Die übrigen Geschäftsbereiche („Rubrikengeschäft“) kontrolliert künftig der amerikanische Finanzinvestor KKR gemeinsam mit dem kanadischen Pensionsfonds CPP Investments (CPPIB). Dazu zählen etwa die Online-Jobbörse Stepstone, die Börsenwebsite finanzen.net sowie die Aviv Group, die Online-Immobilienplattformen wie Immowelt in Deutschland und Immoweb in Belgien betreibt.
Springer wird wieder ein Familienunternehmen
Friede Springer und Mathias Döpfner halten künftig knapp 98 Prozent des Medienteils des Konzerns, der weiterhin als Axel Springer firmiert. Den Rest hält Axel Sven Springer, ein Enkel des 1912 geborenen und 1985 verstorbenen Axel Springer. Damit wird der Medienkonzern erstmals seit seinem Börsengang 1985 ein reines Familienunternehmen.
In den verbleibenden Geschäftsbereichen unter dem Namen AS Classifieds werden KKR und CPPIB Mehrheitseigentümer und der Axel-Springer-Konzern Minderheitseigentümer, wobei auch die Enkel des Firmengründers Axel Springer eine wirtschaftliche Beteiligung erhalten.
Laut einem Brief Döpfners an die Mitarbeiter, den Springer am Donnerstag veröffentlichte, werde der Minderheitsanteil von Axel Springer an AS Classifieds „voraussichtlich bei rund 15 Prozent liegen“. Die genaue Beteiligungsquote soll im Rahmen einer verbindlichen Vereinbarung festgelegt werden. Die Transaktion, die voraussichtlich im zweiten Quartal nächsten Jahres abgeschlossen sein wird, steht zudem unter dem Vorbehalt verschiedener behördlicher Genehmigungen.

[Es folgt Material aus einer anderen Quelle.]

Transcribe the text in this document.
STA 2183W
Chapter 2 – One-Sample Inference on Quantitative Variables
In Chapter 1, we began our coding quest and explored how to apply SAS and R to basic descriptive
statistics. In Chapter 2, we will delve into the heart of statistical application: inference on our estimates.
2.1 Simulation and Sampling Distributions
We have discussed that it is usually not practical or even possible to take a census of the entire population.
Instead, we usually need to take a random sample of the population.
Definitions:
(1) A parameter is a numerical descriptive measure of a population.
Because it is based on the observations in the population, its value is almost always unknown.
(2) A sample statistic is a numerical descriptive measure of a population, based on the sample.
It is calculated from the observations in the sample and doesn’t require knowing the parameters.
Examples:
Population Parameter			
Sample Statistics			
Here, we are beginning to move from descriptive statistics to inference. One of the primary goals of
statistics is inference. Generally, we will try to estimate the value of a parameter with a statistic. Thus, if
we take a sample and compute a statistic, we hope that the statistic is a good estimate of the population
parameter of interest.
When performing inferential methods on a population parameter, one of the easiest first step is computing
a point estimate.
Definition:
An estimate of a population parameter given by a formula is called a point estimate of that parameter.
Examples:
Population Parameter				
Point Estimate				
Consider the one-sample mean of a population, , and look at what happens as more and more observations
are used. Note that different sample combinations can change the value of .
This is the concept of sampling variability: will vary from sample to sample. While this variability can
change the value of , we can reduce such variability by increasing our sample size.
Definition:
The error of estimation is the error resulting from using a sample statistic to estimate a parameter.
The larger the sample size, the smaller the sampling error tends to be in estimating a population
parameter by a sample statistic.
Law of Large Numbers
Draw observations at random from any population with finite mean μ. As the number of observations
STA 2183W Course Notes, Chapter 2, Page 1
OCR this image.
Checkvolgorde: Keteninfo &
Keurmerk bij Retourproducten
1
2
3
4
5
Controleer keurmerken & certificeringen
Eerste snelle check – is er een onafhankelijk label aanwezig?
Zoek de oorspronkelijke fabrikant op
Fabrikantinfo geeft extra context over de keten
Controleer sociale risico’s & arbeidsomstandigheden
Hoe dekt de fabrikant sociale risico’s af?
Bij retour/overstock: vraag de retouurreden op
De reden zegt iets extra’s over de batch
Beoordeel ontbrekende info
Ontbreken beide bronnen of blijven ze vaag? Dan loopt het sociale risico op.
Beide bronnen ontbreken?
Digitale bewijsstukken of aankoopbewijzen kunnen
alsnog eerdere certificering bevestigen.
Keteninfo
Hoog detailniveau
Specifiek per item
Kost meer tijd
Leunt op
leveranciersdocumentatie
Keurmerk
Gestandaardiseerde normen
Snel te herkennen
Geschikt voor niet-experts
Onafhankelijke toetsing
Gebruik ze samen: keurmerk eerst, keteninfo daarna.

Bis heute hält KKR 35,6 Prozent und CPPIB 12,9 Prozent des Aktienkapitals des gesamten Konzerns. Friede Springer und Mathias Döpfner halten 22,5 Prozent bzw. 21,9 Prozent. Döpfner, seit 2002 Vorstandschef und zuvor Chefredakteur der „Welt“, war lange Zeit der starke Mann im Konzern: 2020 schenkte ihm Friede Springer nicht nur Anteile, sondern übertrug ihm auch die Stimmrechte ihres eigenen restlichen Aktienpakets. Diese Großzügigkeit begründete sie damals damit, dass sie die Zukunft von Axel Springer sichern wolle.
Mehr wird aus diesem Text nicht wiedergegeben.